L.A. Autoshow: VW zeigt ID. Space Vizzion

VW kämpft für den Kombi und zeigt ausgerechnet im Land der SUV eine Kombi-Studie – den ID. Space Vizzion.

Lang lebe der Kombi: VW kämpft mit dem ID. Space Vizzion für eine geniale Fahrzeuggattung. | Foto: VW
Lang lebe der Kombi: VW kämpft mit dem ID. Space Vizzion für eine geniale Fahrzeuggattung. | Foto: VW
Gregor Soller

Eigentlich waren die USA ein Kombi-Land: Bereits in den 1940er Jahren kamen die ersten holzbeplankten „Woodies“ nicht nur im Handwerk, sondern auch in den Familien an und hielten sich dort wacker bis in die 1980er-Jahre. Dann wurden sie von dden Minivans verdrängt, die wiederum den SUV weichen müssen. Doch VW hält tapfer dagegen.

Vergleichsweise flach und innen luftig zeigt die Studie ID Vizzion, dass man nicht immer hoch sitzen muss, um viel Platz zu haben. Großzügige Einzelsitze laden zum Lümmeln ein, die mit mit einem Kunstleder-Sitzbezug versehen wurden, der laut VW „mit einem Anteil von Reststoffen aus der Apfelsaftproduktion“ hergestellt wird.

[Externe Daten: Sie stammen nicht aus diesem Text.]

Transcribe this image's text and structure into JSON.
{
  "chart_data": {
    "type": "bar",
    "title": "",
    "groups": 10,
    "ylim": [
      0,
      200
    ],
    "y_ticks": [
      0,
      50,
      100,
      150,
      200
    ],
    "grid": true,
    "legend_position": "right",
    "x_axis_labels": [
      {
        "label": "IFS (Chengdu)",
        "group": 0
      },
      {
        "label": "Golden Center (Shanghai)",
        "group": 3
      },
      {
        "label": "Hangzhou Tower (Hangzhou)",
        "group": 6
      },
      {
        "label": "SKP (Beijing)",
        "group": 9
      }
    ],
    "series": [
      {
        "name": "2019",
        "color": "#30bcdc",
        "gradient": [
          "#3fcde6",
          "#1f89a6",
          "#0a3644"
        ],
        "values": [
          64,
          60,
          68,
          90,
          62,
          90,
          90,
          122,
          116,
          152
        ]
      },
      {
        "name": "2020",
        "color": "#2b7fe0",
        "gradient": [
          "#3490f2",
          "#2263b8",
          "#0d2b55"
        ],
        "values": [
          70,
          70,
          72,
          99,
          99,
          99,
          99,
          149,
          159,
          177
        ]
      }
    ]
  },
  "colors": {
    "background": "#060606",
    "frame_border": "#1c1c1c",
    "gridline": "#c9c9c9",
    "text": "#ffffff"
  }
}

Der Elektroantrieb fällt mit 340 PS (250 kW) „mittelstark“ aus, wenn man die aberwitzigen Leistungen der meisten anderen Stromboliden-Studien zum Vergleich heranzieht. Darunter sitzt die starke 82-kWh-Akku-Version. Von 0 auf 100 km/h soll es in 5,4 Sekunden gehen, das Topspeed wird allerdings bei 175 km/h abgeregelt. Selbst die werden eilige Vertreter auf den heutigen übervollen Autobahnen eher selten erreichen.

Diese ganzen Werte würden aber gut zur Serienversion passen, die dann auch 2021, zusammen mit einer Limousine neben den Passat gestellt wird. Womit der „MEB“ auch in der Mitte des Programmes und der Gesellschaft angekommen wäre – abseits aller SUV-Trends. Angeboten wird der ID. Vizzion dann voraussichtlich in Nordamerika, Europa und China – vielleicht sogar auf allen drei Märkten auch als Kombi…

Was bedeutet das?

VW hält dem Kombi auch im E-Zeitalter die Treue – und hat eine schicke SUV-Alternative auf die Räder gestellt.